Ich habe mal einen Anhang des jetzigen Ist-Zustandes gemacht. Ich weiß nicht ob es sinnvoll ist, zwei Profibusnetze in der Anlage laufen zu lassen, ich habe das gestern nur als Notlösung gemacht. 
Ich übergebe im OB1 nun so

     CALL  "FC-Send-DP"                //DP_SEND
       CPLADDR:=W#16#170                //170
       SEND   :=P#DB11.DBX 0.0 BYTE 44
       DONE   :="Daten gesendet"
       ERROR  :="Fehler daten Senden"
       STATUS :="Status Daten Senden"

      CALL  "FC-Emfang-DP"              //DP_RECV
       CPLADDR :=W#16#170               //170
       RECV    :=P#DB10.DBX 0.0 BYTE 44
       NDR     :="Daten Empfangen"
       ERROR   :="Fehler Daten Empfang"
       STATUS  :="Status Daten Empfang"
       DPSTATUS:="Status Profi Bus"

die Daten an den CP. Das "linke" Bediengerät hat die E/A Adresse 0-1, das "rechte" 42-43. Gebe ich nun den beiden Reglern einfach E/A Adressen 44-55 und 56 bis 67 und ändere dann die Länge der Pointer von 44 auf 68 Byte? 

Generell... soll ich beide Profibusnetze eingebaut lassen, alles über den CP oder alles über die CPU schicken?

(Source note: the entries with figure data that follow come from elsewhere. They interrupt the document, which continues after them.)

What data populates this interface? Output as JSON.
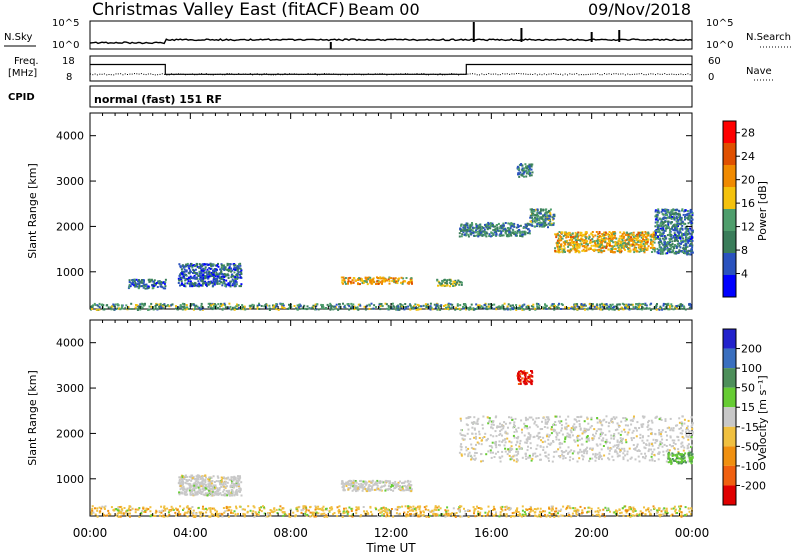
{
  "header": {
    "title": "Christmas Valley East (fitACF)",
    "beam": "Beam 00",
    "date": "09/Nov/2018"
  },
  "strip1": {
    "left_label": "N.Sky",
    "left_ticks": [
      "10^5",
      "10^0"
    ],
    "right_ticks": [
      "10^5",
      "10^0"
    ],
    "right_label": "N.Search"
  },
  "strip2": {
    "left_label_line1": "Freq.",
    "left_label_line2": "[MHz]",
    "left_ticks": [
      "18",
      "8"
    ],
    "right_ticks": [
      "60",
      "0"
    ],
    "right_label": "Nave"
  },
  "strip3": {
    "left_label": "CPID",
    "mode_text": "normal (fast) 151 RF"
  },
  "colors": {
    "power": [
      "#0000ff",
      "#2a52be",
      "#3a7d5a",
      "#4f9e6c",
      "#f4c20d",
      "#f08a00",
      "#e05000",
      "#ff0000"
    ],
    "velocity_pos": [
      "#2222cc",
      "#3a6fbf",
      "#4d8f5a",
      "#66cc33"
    ],
    "velocity_ground": "#c8c8c8",
    "velocity_neg": [
      "#f0c040",
      "#f09010",
      "#f06010",
      "#e00000"
    ]
  },
  "chart_data": [
    {
      "type": "heatmap",
      "name": "power",
      "ylabel": "Slant Range [km]",
      "y_ticks": [
        1000,
        2000,
        3000,
        4000
      ],
      "ylim": [
        180,
        4500
      ],
      "colorbar_label": "Power [dB]",
      "colorbar_ticks": [
        "4",
        "8",
        "12",
        "16",
        "20",
        "24",
        "28"
      ],
      "colorbar_range": [
        0,
        30
      ],
      "echo_regions": [
        {
          "t_start": 0.0,
          "t_end": 24.0,
          "range_min": 180,
          "range_max": 320,
          "level": 10
        },
        {
          "t_start": 1.5,
          "t_end": 3.0,
          "range_min": 650,
          "range_max": 850,
          "level": 6
        },
        {
          "t_start": 3.5,
          "t_end": 6.0,
          "range_min": 700,
          "range_max": 1200,
          "level": 5
        },
        {
          "t_start": 10.0,
          "t_end": 12.8,
          "range_min": 750,
          "range_max": 900,
          "level": 18
        },
        {
          "t_start": 13.8,
          "t_end": 14.8,
          "range_min": 700,
          "range_max": 850,
          "level": 12
        },
        {
          "t_start": 14.7,
          "t_end": 17.5,
          "range_min": 1800,
          "range_max": 2100,
          "level": 8
        },
        {
          "t_start": 17.5,
          "t_end": 18.5,
          "range_min": 2000,
          "range_max": 2400,
          "level": 9
        },
        {
          "t_start": 18.5,
          "t_end": 22.5,
          "range_min": 1450,
          "range_max": 1900,
          "level": 17
        },
        {
          "t_start": 22.5,
          "t_end": 24.0,
          "range_min": 1400,
          "range_max": 2400,
          "level": 7
        },
        {
          "t_start": 17.0,
          "t_end": 17.6,
          "range_min": 3100,
          "range_max": 3400,
          "level": 8
        }
      ]
    },
    {
      "type": "heatmap",
      "name": "velocity",
      "ylabel": "Slant Range [km]",
      "y_ticks": [
        1000,
        2000,
        3000,
        4000
      ],
      "ylim": [
        180,
        4500
      ],
      "colorbar_label": "Velocity [m s⁻¹]",
      "colorbar_ticks": [
        "200",
        "100",
        "50",
        "15",
        "-15",
        "-50",
        "-100",
        "-200"
      ],
      "echo_regions": [
        {
          "t_start": 0.0,
          "t_end": 24.0,
          "range_min": 180,
          "range_max": 420,
          "kind": "neg_low"
        },
        {
          "t_start": 3.5,
          "t_end": 6.0,
          "range_min": 650,
          "range_max": 1100,
          "kind": "ground"
        },
        {
          "t_start": 10.0,
          "t_end": 12.8,
          "range_min": 750,
          "range_max": 980,
          "kind": "ground"
        },
        {
          "t_start": 14.7,
          "t_end": 24.0,
          "range_min": 1400,
          "range_max": 2400,
          "kind": "ground"
        },
        {
          "t_start": 17.0,
          "t_end": 17.6,
          "range_min": 3100,
          "range_max": 3400,
          "kind": "neg_high"
        },
        {
          "t_start": 23.0,
          "t_end": 24.0,
          "range_min": 1350,
          "range_max": 1600,
          "kind": "pos_low"
        }
      ]
    }
  ],
  "x_axis": {
    "label": "Time UT",
    "ticks": [
      "00:00",
      "04:00",
      "08:00",
      "12:00",
      "16:00",
      "20:00",
      "00:00"
    ],
    "range_hours": [
      0,
      24
    ]
  },
  "freq_series": {
    "segments": [
      {
        "t_start": 0,
        "t_end": 3,
        "mhz": 14.6
      },
      {
        "t_start": 3,
        "t_end": 15,
        "mhz": 10.7
      },
      {
        "t_start": 15,
        "t_end": 24,
        "mhz": 14.6
      }
    ]
  }
}
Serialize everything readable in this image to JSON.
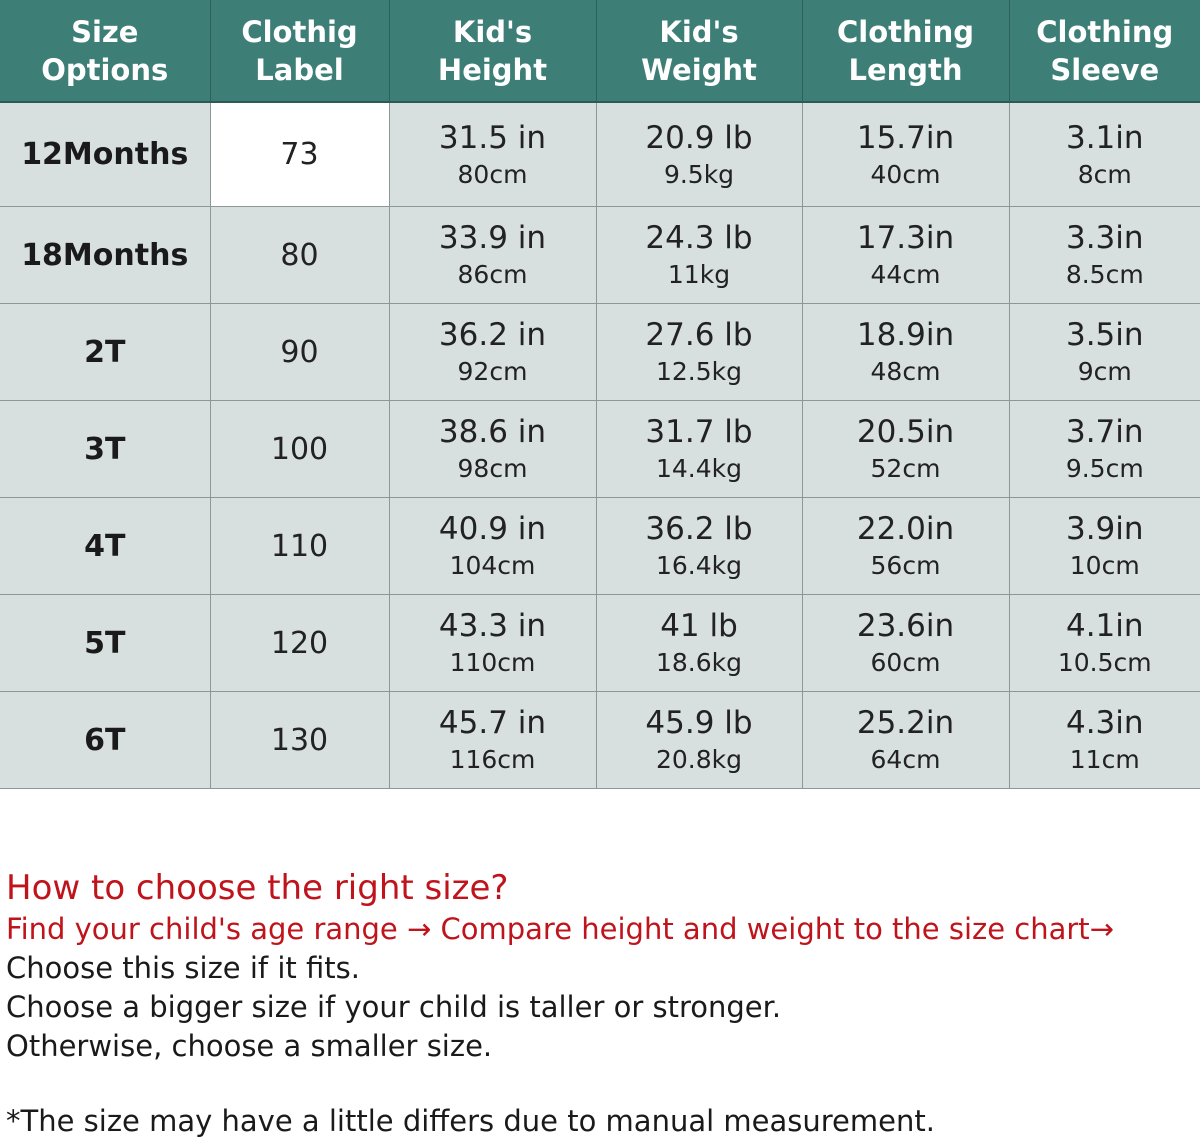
{
  "table": {
    "headers": [
      {
        "line1": "Size",
        "line2": "Options"
      },
      {
        "line1": "Clothig",
        "line2": "Label"
      },
      {
        "line1": "Kid's",
        "line2": "Height"
      },
      {
        "line1": "Kid's",
        "line2": "Weight"
      },
      {
        "line1": "Clothing",
        "line2": "Length"
      },
      {
        "line1": "Clothing",
        "line2": "Sleeve"
      }
    ],
    "rows": [
      {
        "size": "12Months",
        "label": "73",
        "height_in": "31.5 in",
        "height_cm": "80cm",
        "weight_lb": "20.9 lb",
        "weight_kg": "9.5kg",
        "length_in": "15.7in",
        "length_cm": "40cm",
        "sleeve_in": "3.1in",
        "sleeve_cm": "8cm"
      },
      {
        "size": "18Months",
        "label": "80",
        "height_in": "33.9 in",
        "height_cm": "86cm",
        "weight_lb": "24.3 lb",
        "weight_kg": "11kg",
        "length_in": "17.3in",
        "length_cm": "44cm",
        "sleeve_in": "3.3in",
        "sleeve_cm": "8.5cm"
      },
      {
        "size": "2T",
        "label": "90",
        "height_in": "36.2 in",
        "height_cm": "92cm",
        "weight_lb": "27.6 lb",
        "weight_kg": "12.5kg",
        "length_in": "18.9in",
        "length_cm": "48cm",
        "sleeve_in": "3.5in",
        "sleeve_cm": "9cm"
      },
      {
        "size": "3T",
        "label": "100",
        "height_in": "38.6 in",
        "height_cm": "98cm",
        "weight_lb": "31.7 lb",
        "weight_kg": "14.4kg",
        "length_in": "20.5in",
        "length_cm": "52cm",
        "sleeve_in": "3.7in",
        "sleeve_cm": "9.5cm"
      },
      {
        "size": "4T",
        "label": "110",
        "height_in": "40.9 in",
        "height_cm": "104cm",
        "weight_lb": "36.2 lb",
        "weight_kg": "16.4kg",
        "length_in": "22.0in",
        "length_cm": "56cm",
        "sleeve_in": "3.9in",
        "sleeve_cm": "10cm"
      },
      {
        "size": "5T",
        "label": "120",
        "height_in": "43.3 in",
        "height_cm": "110cm",
        "weight_lb": "41 lb",
        "weight_kg": "18.6kg",
        "length_in": "23.6in",
        "length_cm": "60cm",
        "sleeve_in": "4.1in",
        "sleeve_cm": "10.5cm"
      },
      {
        "size": "6T",
        "label": "130",
        "height_in": "45.7 in",
        "height_cm": "116cm",
        "weight_lb": "45.9 lb",
        "weight_kg": "20.8kg",
        "length_in": "25.2in",
        "length_cm": "64cm",
        "sleeve_in": "4.3in",
        "sleeve_cm": "11cm"
      }
    ]
  },
  "guide": {
    "title": "How to choose the right size?",
    "steps": "Find your child's age range → Compare height and weight to the size chart→",
    "lines": [
      "Choose this size if it fits.",
      "Choose a bigger size if your child is taller or stronger.",
      "Otherwise, choose a smaller size."
    ]
  },
  "note": "*The size  may have a little differs due to manual measurement.",
  "colors": {
    "header_bg": "#3d7f77",
    "header_text": "#ffffff",
    "cell_bg": "#d8dfdf",
    "label_cell_bg": "#ffffff",
    "accent_red": "#c0141c"
  }
}
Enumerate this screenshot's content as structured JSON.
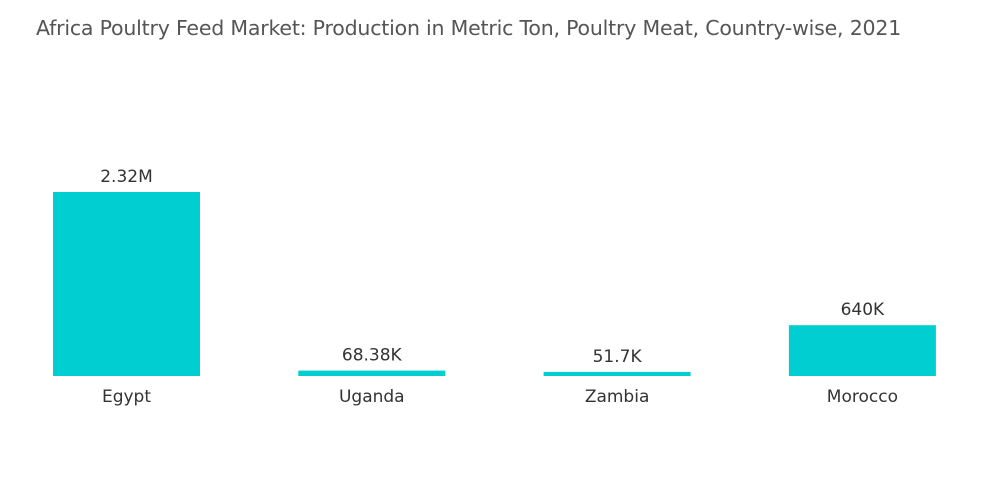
{
  "title": "Africa Poultry Feed Market: Production in Metric Ton, Poultry Meat, Country-wise, 2021",
  "colors": {
    "bar": "#00CED1",
    "text": "#333333",
    "title": "#555555"
  },
  "chart_data": {
    "type": "bar",
    "title": "Africa Poultry Feed Market: Production in Metric Ton, Poultry Meat, Country-wise, 2021",
    "xlabel": "",
    "ylabel": "",
    "categories": [
      "Egypt",
      "Uganda",
      "Zambia",
      "Morocco"
    ],
    "values": [
      2320000,
      68380,
      51700,
      640000
    ],
    "value_labels": [
      "2.32M",
      "68.38K",
      "51.7K",
      "640K"
    ],
    "ylim": [
      0,
      2320000
    ],
    "grid": false,
    "legend": "none"
  }
}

Ich muss ja auch noch Änderungen in den OP's machen...

Ich danke euch für eure Hilfe und wünsche euch einen schönen Sonntag!

Viele Grüße, Tobias


----------



## lefrog (13 Mai 2007)

Hallo!

Ich noch mal...
Was mich bei der ganzen Sache auch noch durcheinander bringt, ist, dass die DB's, in welchem der FC1 und die FC2 die Daten speichern, so aussehen... muss dass? 

Viele Grüße, Tobias


----------



## Ralle (13 Mai 2007)

lefrog schrieb:


> Hallo!
> 
> Ich noch mal...
> Was mich bei der ganzen Sache auch noch durcheinander bringt, ist, dass die DB's, in welchem der FC1 und die FC2 die Daten speichern, so aussehen... muss dass?
> ...


 
Nein, muß nicht. Wie der DB gestaltet wird ist dir überlassen, das was du dort im Moment siehst, ist ein Array aus 300 Byte. Warum das Array so einen komischen Eintrag (-32768...-32496) hat ist mir auch nicht völlig klar, sieht aber danach aus, als wenn dort Informationen zu den Variablen fehlen, die früher mal vorhanden waren, z.Bsp. aus einer UDT.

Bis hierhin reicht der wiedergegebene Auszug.